|Princess Dana Firas of Jordan (center), who also serves as president of Petra National Trust (PNT) and Dima Tabbarah, a manager of PNT, speaks during Herald Design Premium Talk 2018 in Seoul on Friday. (Park Hyun-koo/The Korea Herald)|
“To incorporate cultural heritage into education, our goal is to empower and inspire the young generation to appreciate heritage site preservation and support research and projects, in a place where the community went through regional conflicts like civil wars and issues with refugees,” Dana said.
She added that the PNT’s youth education programs allow young people to learn about the diverse history of the many peoples who have made Petra their home.
According to PNT, the ancient Nabataean city of Petra in southern Jordan is threatened by erosion, seismic damage, pollution, environmental degradation, and pressures from international tourism.
The World Monument Fund has regularly listed Petra, a UNESCO World Heritage Site, as one of the 100 most endangered sites in the world. The International Union for the Conservation of Nature estimates that 50 percent of the animal species in Petra are threatened.
“We also work with national and international organizations and governments for effective policies and management practices. Increasing awareness of the threats facing Petra and working to enhance visitor enjoyment in Petra is another mission,” she said.
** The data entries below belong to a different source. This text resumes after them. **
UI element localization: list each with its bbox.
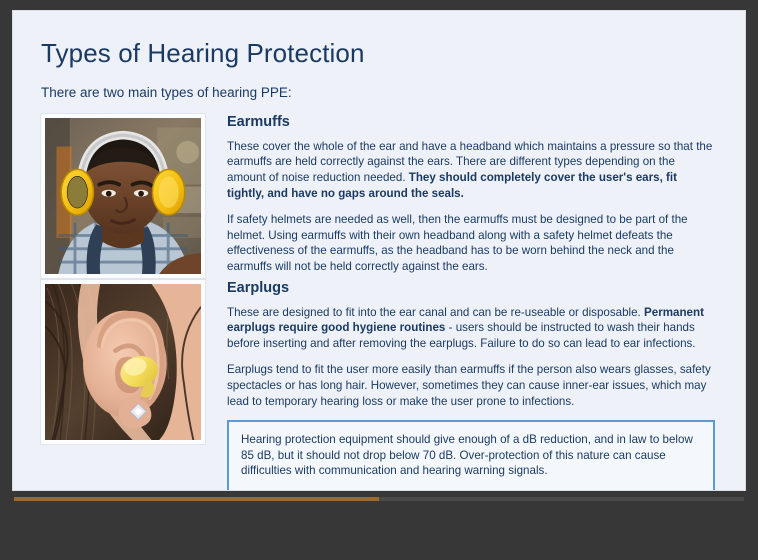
section-heading-earplugs: Earplugs: [227, 280, 715, 296]
course-player: Types of Hearing Protection There are tw…: [0, 0, 758, 560]
media-column-earmuffs: [41, 114, 213, 278]
paragraph-earmuffs-1: These cover the whole of the ear and hav…: [227, 139, 715, 201]
slide-content: Types of Hearing Protection There are tw…: [13, 11, 745, 491]
callout-box: Hearing protection equipment should give…: [227, 420, 715, 491]
image-ear-with-earplug: [41, 280, 205, 444]
player-toolbar: Page 9 of 18 50% Completed Prev Next: [0, 503, 758, 560]
slide-subtitle: There are two main types of hearing PPE:: [41, 85, 715, 100]
section-earmuffs: Earmuffs These cover the whole of the ea…: [41, 114, 715, 286]
slide-card: Types of Hearing Protection There are tw…: [12, 10, 746, 491]
paragraph-earplugs-1: These are designed to fit into the ear c…: [227, 305, 715, 352]
media-column-earplugs: [41, 280, 213, 444]
progress-fill: [14, 497, 379, 501]
text-column-earplugs: Earplugs These are designed to fit into …: [213, 280, 715, 491]
callout-text: Hearing protection equipment should give…: [241, 432, 701, 479]
page-title: Types of Hearing Protection: [41, 39, 715, 69]
paragraph-earplugs-2: Earplugs tend to fit the user more easil…: [227, 362, 715, 409]
paragraph-earmuffs-2: If safety helmets are needed as well, th…: [227, 212, 715, 274]
text-column-earmuffs: Earmuffs These cover the whole of the ea…: [213, 114, 715, 286]
section-earplugs: Earplugs These are designed to fit into …: [41, 280, 715, 491]
section-heading-earmuffs: Earmuffs: [227, 114, 715, 130]
progress-track: [14, 497, 744, 501]
image-worker-wearing-earmuffs: [41, 114, 205, 278]
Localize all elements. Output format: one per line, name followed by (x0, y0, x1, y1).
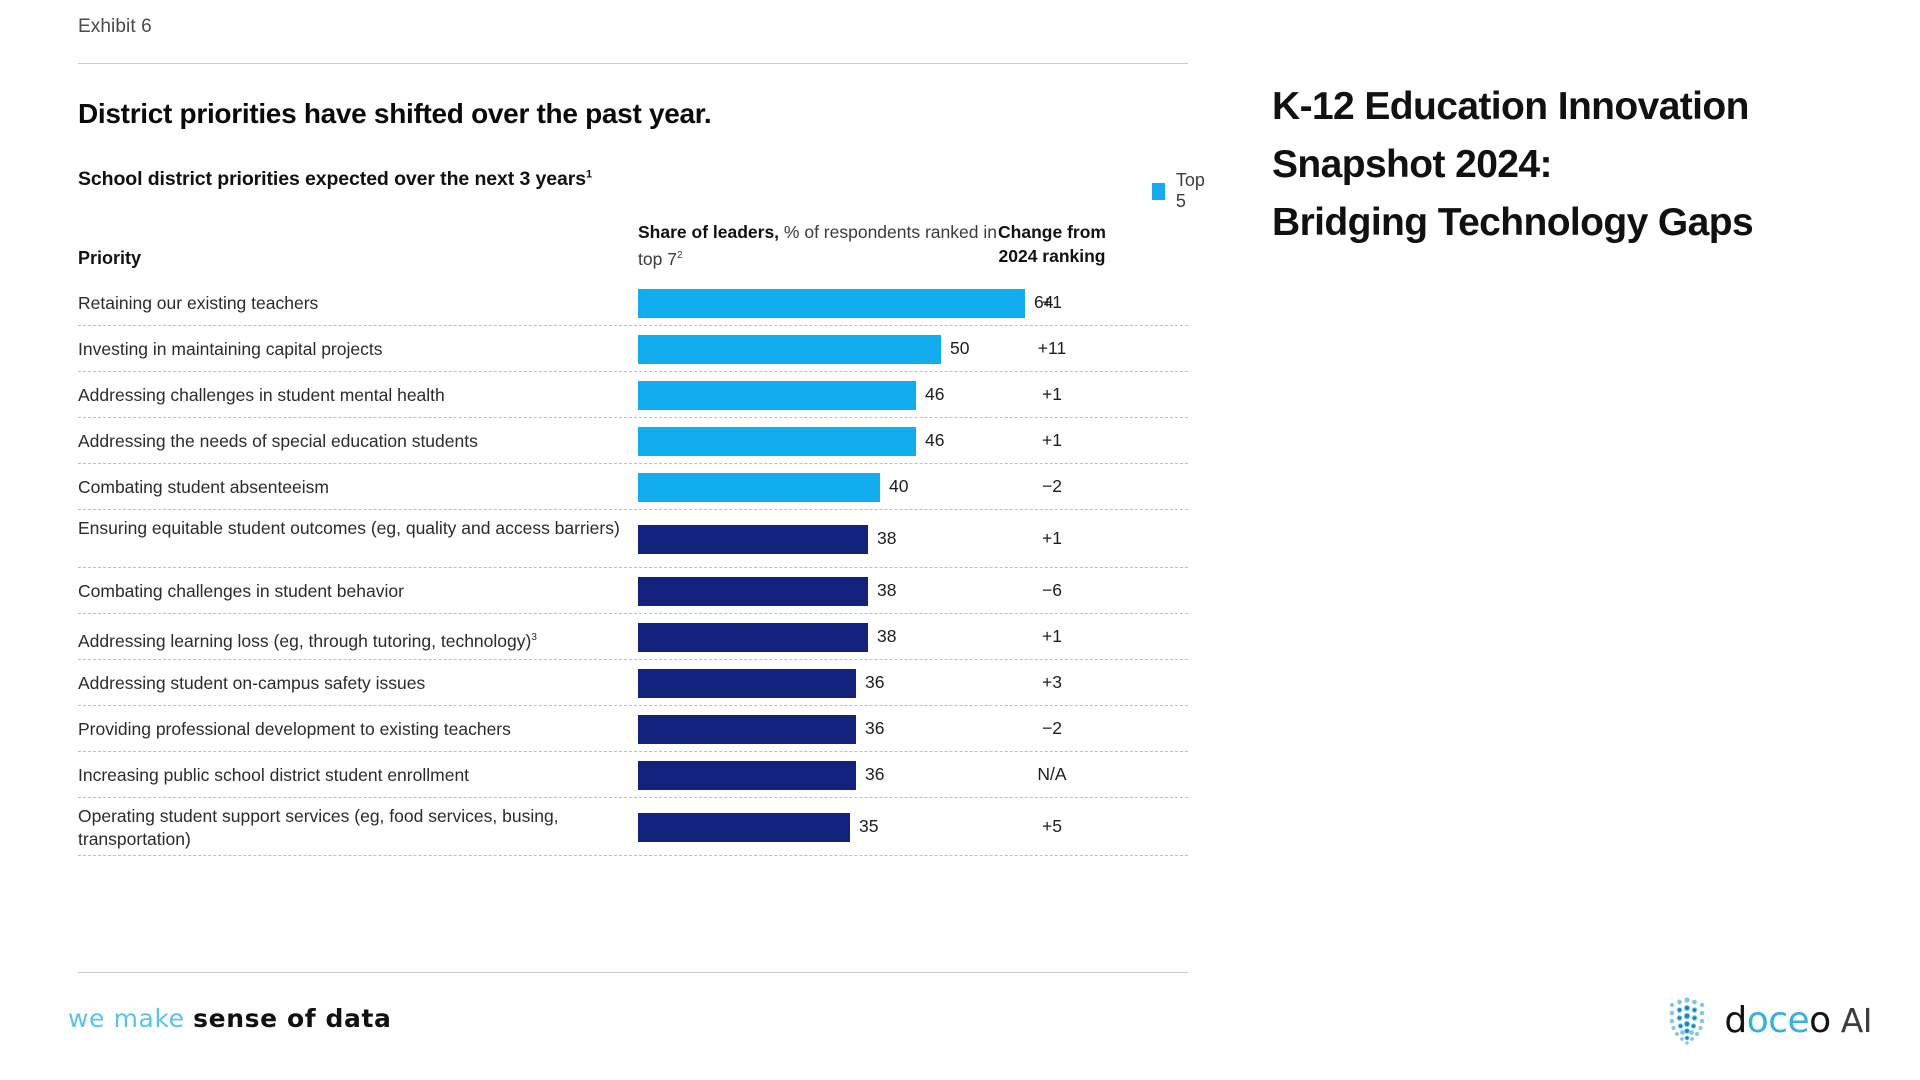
row-change-value: +5 (972, 816, 1132, 837)
row-bar (638, 623, 868, 652)
row-priority-label: Combating challenges in student behavior (78, 580, 623, 603)
column-header-share: Share of leaders, % of respondents ranke… (638, 220, 1018, 271)
brand-letter-d: d (1724, 1000, 1746, 1041)
table-row: Investing in maintaining capital project… (78, 326, 1188, 372)
doceo-cube-dots-icon (1664, 994, 1710, 1046)
row-change-value: +3 (972, 672, 1132, 693)
row-bar (638, 813, 850, 842)
table-row: Ensuring equitable student outcomes (eg,… (78, 510, 1188, 568)
table-row: Addressing challenges in student mental … (78, 372, 1188, 418)
row-bar-value: 38 (877, 528, 896, 549)
table-row: Addressing learning loss (eg, through tu… (78, 614, 1188, 660)
priority-chart-table: Priority Share of leaders, % of responde… (78, 218, 1188, 856)
row-change-value: N/A (972, 764, 1132, 785)
row-bar (638, 427, 916, 456)
row-bar (638, 335, 941, 364)
row-change-value: −6 (972, 580, 1132, 601)
column-header-share-footnote-marker: 2 (677, 250, 683, 261)
exhibit-bottom-divider (78, 972, 1188, 973)
row-change-value: +11 (972, 338, 1132, 359)
row-bar-value: 35 (859, 816, 878, 837)
legend-label-top5: Top 5 (1176, 170, 1209, 212)
doceo-ai-wordmark: doceoAI (1724, 1000, 1872, 1041)
column-header-change-line2: 2024 ranking (999, 246, 1106, 266)
deck-title-line-1: K-12 Education Innovation (1272, 78, 1872, 136)
row-change-value: +1 (972, 430, 1132, 451)
brand-letter-o: o (1809, 1000, 1831, 1041)
footer-tagline-light: we make (68, 1004, 193, 1033)
row-bar (638, 289, 1025, 318)
row-bar-value: 38 (877, 580, 896, 601)
brand-letters-oce: oce (1747, 1000, 1809, 1041)
table-row: Addressing the needs of special educatio… (78, 418, 1188, 464)
table-row: Addressing student on-campus safety issu… (78, 660, 1188, 706)
chart-legend: Top 5 (1152, 170, 1209, 212)
exhibit-top-divider (78, 63, 1188, 64)
column-header-priority: Priority (78, 248, 141, 269)
row-bar-value: 36 (865, 718, 884, 739)
row-bar-value: 50 (950, 338, 969, 359)
table-row: Providing professional development to ex… (78, 706, 1188, 752)
row-bar-value: 46 (925, 384, 944, 405)
table-row: Operating student support services (eg, … (78, 798, 1188, 856)
exhibit-subheadline-footnote-marker: 1 (586, 169, 592, 181)
row-priority-label: Providing professional development to ex… (78, 718, 623, 741)
exhibit-panel: Exhibit 6 District priorities have shift… (78, 0, 1188, 1000)
row-change-value: +1 (972, 292, 1132, 313)
exhibit-headline: District priorities have shifted over th… (78, 98, 711, 130)
row-change-value: +1 (972, 384, 1132, 405)
footer-tagline: we make sense of data (68, 1004, 392, 1033)
row-label-footnote-marker: 3 (531, 632, 537, 643)
deck-title: K-12 Education InnovationSnapshot 2024:B… (1272, 78, 1872, 252)
legend-swatch-top5-icon (1152, 183, 1165, 200)
row-priority-label: Investing in maintaining capital project… (78, 338, 623, 361)
table-row: Retaining our existing teachers64+1 (78, 280, 1188, 326)
row-change-value: +1 (972, 528, 1132, 549)
exhibit-subheadline-text: School district priorities expected over… (78, 168, 586, 190)
deck-title-line-3: Bridging Technology Gaps (1272, 194, 1872, 252)
table-row: Combating student absenteeism40−2 (78, 464, 1188, 510)
row-bar-value: 46 (925, 430, 944, 451)
row-priority-label: Addressing challenges in student mental … (78, 384, 623, 407)
deck-title-line-2: Snapshot 2024: (1272, 136, 1872, 194)
row-bar-value: 38 (877, 626, 896, 647)
row-bar (638, 669, 856, 698)
table-row: Combating challenges in student behavior… (78, 568, 1188, 614)
doceo-ai-logo: doceoAI (1664, 994, 1872, 1046)
row-bar-value: 36 (865, 672, 884, 693)
row-priority-label: Addressing the needs of special educatio… (78, 430, 623, 453)
row-bar (638, 715, 856, 744)
slide-canvas: Exhibit 6 District priorities have shift… (0, 0, 1920, 1080)
row-bar (638, 525, 868, 554)
exhibit-label: Exhibit 6 (78, 16, 152, 38)
row-priority-label: Combating student absenteeism (78, 476, 623, 499)
row-change-value: −2 (972, 476, 1132, 497)
row-bar-value: 40 (889, 476, 908, 497)
column-header-share-bold: Share of leaders, (638, 222, 779, 242)
footer-tagline-bold: sense of data (193, 1004, 391, 1033)
table-row: Increasing public school district studen… (78, 752, 1188, 798)
row-bar (638, 381, 916, 410)
column-header-change-line1: Change from (998, 222, 1106, 242)
column-header-change: Change from 2024 ranking (972, 220, 1132, 268)
row-bar (638, 761, 856, 790)
exhibit-subheadline: School district priorities expected over… (78, 168, 592, 191)
row-priority-label: Ensuring equitable student outcomes (eg,… (78, 517, 623, 540)
row-bar (638, 473, 880, 502)
table-rows-container: Retaining our existing teachers64+1Inves… (78, 280, 1188, 856)
row-priority-label: Increasing public school district studen… (78, 764, 623, 787)
table-header-row: Priority Share of leaders, % of responde… (78, 218, 1188, 280)
brand-suffix-ai: AI (1841, 1001, 1872, 1040)
row-priority-label: Retaining our existing teachers (78, 292, 623, 315)
row-change-value: +1 (972, 626, 1132, 647)
row-priority-label: Addressing student on-campus safety issu… (78, 672, 623, 695)
row-bar (638, 577, 868, 606)
row-priority-label: Operating student support services (eg, … (78, 805, 623, 851)
row-bar-value: 36 (865, 764, 884, 785)
row-priority-label: Addressing learning loss (eg, through tu… (78, 626, 623, 653)
row-change-value: −2 (972, 718, 1132, 739)
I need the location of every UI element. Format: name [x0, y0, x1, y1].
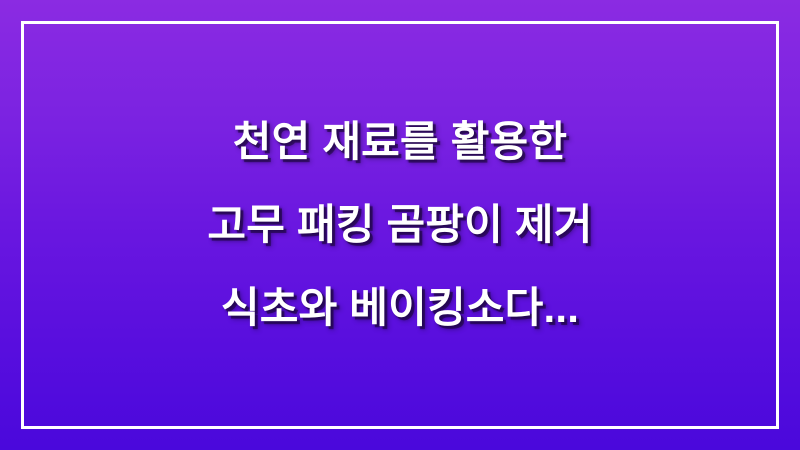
- title-block: 천연 재료를 활용한 고무 패킹 곰팡이 제거 식초와 베이킹소다...: [0, 0, 800, 450]
- title-line-3: 식초와 베이킹소다...: [221, 287, 579, 329]
- title-line-1: 천연 재료를 활용한: [233, 121, 567, 163]
- title-line-2: 고무 패킹 곰팡이 제거: [207, 204, 592, 246]
- thumbnail-card: 천연 재료를 활용한 고무 패킹 곰팡이 제거 식초와 베이킹소다...: [0, 0, 800, 450]
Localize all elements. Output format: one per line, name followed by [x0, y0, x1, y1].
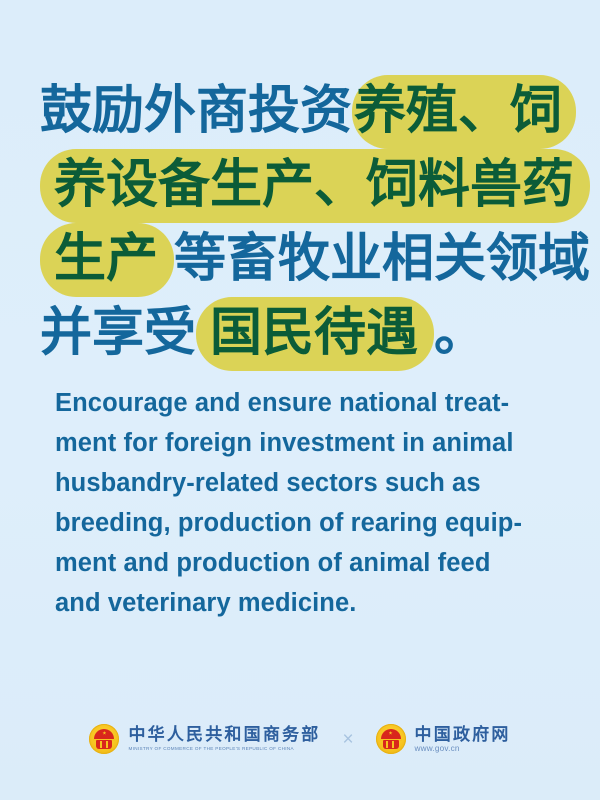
body-line: husbandry-related sectors such as	[55, 463, 555, 503]
headline-segment-plain: 并享受	[40, 304, 196, 362]
headline-segment-highlight: 养设备生产、饲料兽药	[40, 149, 590, 223]
logo-gov-cn-name-cn: 中国政府网	[415, 725, 511, 744]
body-line: and veterinary medicine.	[55, 583, 555, 623]
body-line: ment for foreign investment in animal	[55, 423, 555, 463]
logo-mofcom-text: 中华人民共和国商务部 MINISTRY OF COMMERCE OF THE P…	[128, 725, 320, 753]
logo-gov-cn[interactable]: 中国政府网 www.gov.cn	[376, 724, 511, 754]
china-national-emblem-icon	[376, 724, 406, 754]
body-line: ment and production of animal feed	[55, 543, 555, 583]
headline-line-4: 并享受国民待遇。	[40, 296, 560, 370]
logo-gov-cn-url: www.gov.cn	[415, 744, 511, 753]
body-line: Encourage and ensure national treat-	[55, 383, 555, 423]
headline-line-3: 生产等畜牧业相关领域	[40, 222, 560, 296]
china-national-emblem-icon	[89, 724, 119, 754]
headline-segment-plain: 鼓励外商投资	[40, 82, 352, 140]
headline-block: 鼓励外商投资养殖、饲 养设备生产、饲料兽药 生产等畜牧业相关领域 并享受国民待遇…	[40, 74, 560, 370]
headline-segment-plain: 等畜牧业相关领域	[174, 230, 590, 288]
body-line: breeding, production of rearing equip-	[55, 503, 555, 543]
logo-mofcom[interactable]: 中华人民共和国商务部 MINISTRY OF COMMERCE OF THE P…	[89, 724, 320, 754]
logo-mofcom-name-cn: 中华人民共和国商务部	[128, 725, 320, 744]
body-paragraph-english: Encourage and ensure national treat- men…	[55, 383, 555, 623]
logo-mofcom-subtitle-en: MINISTRY OF COMMERCE OF THE PEOPLE'S REP…	[128, 744, 320, 753]
headline-line-2: 养设备生产、饲料兽药	[40, 148, 560, 222]
footer-logo-bar: 中华人民共和国商务部 MINISTRY OF COMMERCE OF THE P…	[0, 706, 600, 772]
headline-segment-highlight: 生产	[40, 223, 174, 297]
headline-segment-highlight: 国民待遇	[196, 297, 434, 371]
headline-line-1: 鼓励外商投资养殖、饲	[40, 74, 560, 148]
poster-canvas: 鼓励外商投资养殖、饲 养设备生产、饲料兽药 生产等畜牧业相关领域 并享受国民待遇…	[0, 0, 600, 800]
headline-segment-highlight: 养殖、饲	[352, 75, 576, 149]
logo-separator-x-icon: ×	[342, 730, 353, 749]
headline-segment-period: 。	[434, 304, 486, 362]
logo-gov-cn-text: 中国政府网 www.gov.cn	[415, 725, 511, 753]
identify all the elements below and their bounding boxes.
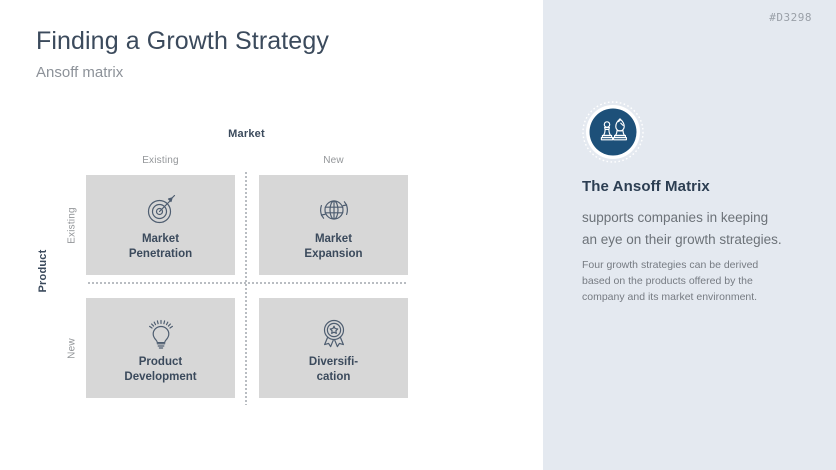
matrix-column-label-new: New [259,155,408,166]
ansoff-matrix: Market Existing New Product Existing New… [0,0,470,470]
quadrant-market-expansion[interactable]: Market Expansion [259,175,408,275]
award-star-icon [316,315,352,351]
globe-arrows-icon [316,192,352,228]
matrix-column-label-existing: Existing [86,155,235,166]
sidebar-lead-text: supports companies in keeping an eye on … [582,207,817,251]
matrix-vertical-divider [245,172,247,405]
sidebar-body-text: Four growth strategies can be derived ba… [582,258,782,306]
matrix-row-label-existing: Existing [67,176,78,276]
slide-canvas: Finding a Growth Strategy Ansoff matrix … [0,0,836,470]
chess-pieces-icon [582,101,644,163]
quadrant-label: Diversifi- cation [309,355,358,385]
matrix-x-axis-title: Market [86,128,407,140]
quadrant-label: Market Expansion [304,232,362,262]
sidebar-heading: The Ansoff Matrix [582,178,710,195]
quadrant-market-penetration[interactable]: Market Penetration [86,175,235,275]
matrix-horizontal-divider [88,282,408,284]
slide-code: #D3298 [769,11,812,24]
quadrant-label: Product Development [124,355,196,385]
quadrant-label: Market Penetration [129,232,192,262]
matrix-row-label-new: New [67,299,78,399]
lightbulb-icon [143,315,179,351]
quadrant-product-development[interactable]: Product Development [86,298,235,398]
info-sidebar: #D3298 [543,0,836,470]
matrix-y-axis-title: Product [37,221,49,321]
quadrant-diversification[interactable]: Diversifi- cation [259,298,408,398]
target-icon [143,192,179,228]
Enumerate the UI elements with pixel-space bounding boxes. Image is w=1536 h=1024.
Another pillar of the PNT’s major projects is restoration.
Supporting Petra means supporting the many restoration efforts necessary to ensure that vital historical and archeological artifacts remain intact for visitors and researchers, said Dima Tabbarah, a manager of PNT.
“We need to put collective effort to revitalize the soul of cultural heritage. To celebrate art, culture, sculptures and to really appreciate the value that would remain for future generations,” Dana said.